In dit hoofdstuk wordt een beschrijving gegeven van de module “Organisatie van zorg voor bijnieraandoeningen”. Deze beschrijving is tot stand gekomen in samenwerking met de volgende partijen: Bijniervereniging NVACP, BijnierNET, NIV en NVE (incl. LWEV).

Organisatie van zorg voor bijnieraandoeningen: Generieke module 

5.2.2. Module Organisatie van zorg

De zorg voor patiënten met bijnieraandoeningen is veelal complex, omdat het gaat om zeldzame aandoeningen die wat betreft diagnostiek en behandeling specifieke kennis en expertise behoeven.
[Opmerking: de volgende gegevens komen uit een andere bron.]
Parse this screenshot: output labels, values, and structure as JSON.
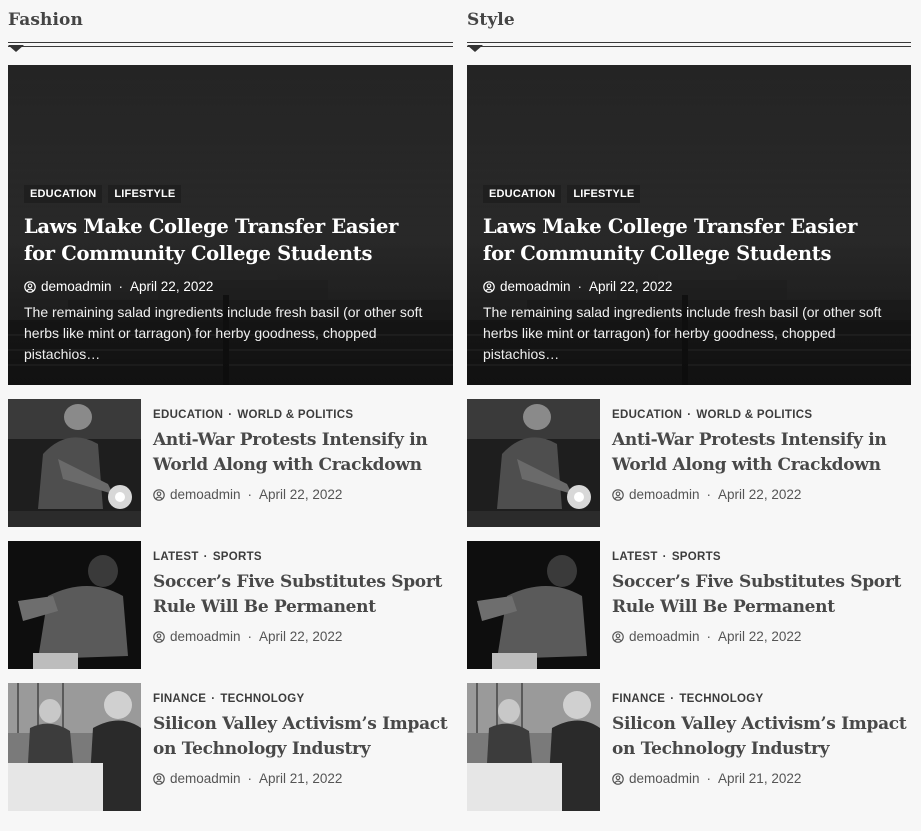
{
  "columns": [
    {
      "title": "Fashion",
      "featured": {
        "tags": [
          "EDUCATION",
          "LIFESTYLE"
        ],
        "title": "Laws Make College Transfer Easier for Community College Students",
        "author": "demoadmin",
        "date": "April 22, 2022",
        "excerpt": "The remaining salad ingredients include fresh basil (or other soft herbs like mint or tarragon) for herby goodness, chopped pistachios…"
      },
      "items": [
        {
          "cat1": "EDUCATION",
          "cat2": "WORLD & POLITICS",
          "title": "Anti-War Protests Intensify in World Along with Crackdown",
          "author": "demoadmin",
          "date": "April 22, 2022"
        },
        {
          "cat1": "LATEST",
          "cat2": "SPORTS",
          "title": "Soccer’s Five Substitutes Sport Rule Will Be Permanent",
          "author": "demoadmin",
          "date": "April 22, 2022"
        },
        {
          "cat1": "FINANCE",
          "cat2": "TECHNOLOGY",
          "title": "Silicon Valley Activism’s Impact on Technology Industry",
          "author": "demoadmin",
          "date": "April 21, 2022"
        }
      ]
    },
    {
      "title": "Style",
      "featured": {
        "tags": [
          "EDUCATION",
          "LIFESTYLE"
        ],
        "title": "Laws Make College Transfer Easier for Community College Students",
        "author": "demoadmin",
        "date": "April 22, 2022",
        "excerpt": "The remaining salad ingredients include fresh basil (or other soft herbs like mint or tarragon) for herby goodness, chopped pistachios…"
      },
      "items": [
        {
          "cat1": "EDUCATION",
          "cat2": "WORLD & POLITICS",
          "title": "Anti-War Protests Intensify in World Along with Crackdown",
          "author": "demoadmin",
          "date": "April 22, 2022"
        },
        {
          "cat1": "LATEST",
          "cat2": "SPORTS",
          "title": "Soccer’s Five Substitutes Sport Rule Will Be Permanent",
          "author": "demoadmin",
          "date": "April 22, 2022"
        },
        {
          "cat1": "FINANCE",
          "cat2": "TECHNOLOGY",
          "title": "Silicon Valley Activism’s Impact on Technology Industry",
          "author": "demoadmin",
          "date": "April 21, 2022"
        }
      ]
    }
  ],
  "meta_separator": "·",
  "icons": {
    "author": "user-circle-icon",
    "section_marker": "triangle-down-icon"
  },
  "colors": {
    "background": "#f7f7f7",
    "heading": "#454545",
    "tag_bg": "#1f1f1f"
  }
}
Naast de organisatie van de niet-acute zorg (diagnostiek en (chronische) behandeling) is ook een adequate organisatie van de zorg bij acute problemen noodzakelijk. Bij de zorg voor patiënten met een bijnieraandoening zijn verschillende zorgverleners betrokken, waarbij een goede organisatie van het multidisciplinaire team noodzakelijk is.

In de knelpuntenanalyse zijn deze ziekte-overstijgende knelpunten ten aanzien van de organisatie van zorg voor bijnieraandoeningen naar voren gekomen:

  • Onduidelijkheid over het (vaste) aanspreekpunt en slechte bereikbaarheid van de zorg (-verlener).
  • Problemen bij de organisatie van diagnostiek en vervolgafspraken.
  • Onvoldoende samenwerking, communicatie en uitwisseling van informatie tussen de betrokken zorgverleners.

Goede organisatie van zorg is noodzakelijk om tot kwalitatief hoogwaardige zorg te komen, wat uiteindelijk leidt tot een hogere patiënttevredenheid, een verbetering van de kwaliteit van leven en voorkomen van complicaties en morbiditeit. In deze module wordt op basis van een uitgangsvraag en drie deelvragen beschreven wat de aandachtspunten zijn bij de organisatie van zorg voor patiënten met een bijnieraandoening.
 

5.2.2.1 Uitgangsvraag en Deelvragen

Uitgangsvraag:

Wat zijn aandachtspunten bij de organisatie van de zorg voor patiënten met een bijnieraandoening?
 

Deelvragen:

  • Welke maatregelen dienen genomen te worden om meer duidelijkheid te verkrijgen over het vaste aanspreekpunt en de bereikbaarheid van de zorg (-verlener) voor patiënten en hun directe naasten?
  • Welke maatregelen dienen getroffen te worden om de organisatie rondom diagnostiek en behandeling voor bijnieraandoeningen te verbeteren?
  • Welke maatregelen dienen getroffen te worden om te zorgen dat de betrokken zorgverleners beter met elkaar samenwerken en communiceren rondom de zorg voor een patiënt met een bijnieraandoening?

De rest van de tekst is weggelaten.